Quanto à medicação, deve cumprir aquilo que o médico lhe receitou. Normalmente os diabéticos tipo 1 têm que fazer insulina e aos diabéticos tipo 2 é receitado um antidiabético oral e/ou insulina. Não deixe de tomar a medicação espontaneamente sem aviso e consentimento do médico (a menos que esteja incapaz de comer).

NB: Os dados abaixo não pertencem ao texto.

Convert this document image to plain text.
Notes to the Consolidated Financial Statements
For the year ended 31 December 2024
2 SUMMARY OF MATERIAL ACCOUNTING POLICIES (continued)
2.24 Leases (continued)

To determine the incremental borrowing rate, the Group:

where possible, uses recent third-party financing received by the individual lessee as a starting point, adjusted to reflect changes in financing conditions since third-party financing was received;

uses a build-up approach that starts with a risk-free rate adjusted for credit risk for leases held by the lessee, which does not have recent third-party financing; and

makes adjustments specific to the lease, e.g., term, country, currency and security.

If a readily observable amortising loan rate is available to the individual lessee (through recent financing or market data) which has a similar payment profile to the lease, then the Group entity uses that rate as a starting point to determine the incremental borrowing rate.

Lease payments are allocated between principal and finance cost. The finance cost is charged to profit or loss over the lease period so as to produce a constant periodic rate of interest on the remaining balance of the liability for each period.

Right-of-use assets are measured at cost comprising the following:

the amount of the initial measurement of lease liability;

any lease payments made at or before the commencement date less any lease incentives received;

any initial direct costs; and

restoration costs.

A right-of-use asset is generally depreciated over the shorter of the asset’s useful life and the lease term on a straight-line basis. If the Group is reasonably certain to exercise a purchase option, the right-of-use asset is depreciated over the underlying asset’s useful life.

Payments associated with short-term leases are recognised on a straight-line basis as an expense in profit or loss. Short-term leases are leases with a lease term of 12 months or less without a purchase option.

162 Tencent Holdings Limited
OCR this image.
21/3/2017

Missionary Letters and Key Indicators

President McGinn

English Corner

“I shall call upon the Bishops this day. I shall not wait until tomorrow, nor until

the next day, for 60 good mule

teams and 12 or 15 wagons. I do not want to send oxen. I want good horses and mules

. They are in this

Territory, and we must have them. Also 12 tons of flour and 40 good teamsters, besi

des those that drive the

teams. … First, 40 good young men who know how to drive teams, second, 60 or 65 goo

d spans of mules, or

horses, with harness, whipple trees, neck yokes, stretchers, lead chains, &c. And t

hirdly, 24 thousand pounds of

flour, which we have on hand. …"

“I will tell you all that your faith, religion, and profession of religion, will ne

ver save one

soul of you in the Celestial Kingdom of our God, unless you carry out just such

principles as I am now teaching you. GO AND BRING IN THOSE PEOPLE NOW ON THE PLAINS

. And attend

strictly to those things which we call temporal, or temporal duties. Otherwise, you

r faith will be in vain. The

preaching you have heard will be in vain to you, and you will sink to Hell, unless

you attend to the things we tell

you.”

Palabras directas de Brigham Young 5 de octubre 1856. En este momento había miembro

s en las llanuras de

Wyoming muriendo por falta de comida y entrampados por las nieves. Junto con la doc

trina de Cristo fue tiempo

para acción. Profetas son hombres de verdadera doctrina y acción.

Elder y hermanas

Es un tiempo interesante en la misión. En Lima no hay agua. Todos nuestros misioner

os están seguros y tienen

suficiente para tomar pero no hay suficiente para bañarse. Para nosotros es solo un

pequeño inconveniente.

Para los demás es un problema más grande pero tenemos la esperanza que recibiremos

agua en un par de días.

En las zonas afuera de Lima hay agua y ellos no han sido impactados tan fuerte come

 Em termos de alimentação, embora o ideal seja consultar um nutricionista para adaptar o “regime” alimentar ao seu dia-a-dia (trabalho, exercício, medicação,..), no geral, as regras a seguir são: fazer cerca de seis refeições diárias; não ficar mais de três horas sem comer nem saltar refeições (para evitar hipoglicemias e manter os níveis de insulina estáveis); ingerir cerca de 1,5 de água/chá por dia; evitar fritos, bolos e aumentar a ingestão de legumes; ao almoço e ao jantar comer arroz ou batata ou massa ou pão (estes são alimentos ricos em hidratos de carbono que contribuem muito para o aumento da glicemia, apesar de não serem doces); preferir alimentos integrais; se comer fruta ao lanche, acompanhar sempre com uma porção de “farináceos” (hidratos de carbono).

Relativamente, ao exercício físico, o mínimo recomendado, não só diabéticos mas para a população em geral, são 30 a 45 minutos de marcha vigorosa em terreno plano, na maioria dos dias da semana.

A estas medidas, é ainda necessário acrescentar outras atitudes como: perder o peso em excesso, deixar de fumar, diminuir os níveis de colesterol/triglicerídeos e ácido úrico e controlar a hipertensão.

Para que haja sucesso no tratamento há ainda mais dois pilares a considerar: conhecimento sobre a doença e autovigilância. É muito importante que, especialmente as pessoas com diabetes, conheçam bem a doença e dominem a autovigilância, para que consigam fazer corretamente, todos os dias, a gestão da sua vida, colaborando assim com os profissionais de saúde, para obter os melhores resultados possíveis e, sobretudo, para ter níveis máximos de qualidade de vida. Por isso, qualquer dúvida que tenha, não hesite em esclarecê-la com profissionais de saúde.

Volto a frisar: apesar de não ter cura e de o tratamento ser para toda a vida, a pessoa a quem foi diagnosticada diabetes, pode ter uma vida perfeitamente normal, apenas precisa de adotar um estilo de vida saudável. Se é diabético, incentive os seus familiares mais próximos a aderirem também. Assim, não só será mais fácil para si esta mudança, como também será possível para eles evitar esta doce catástrofe.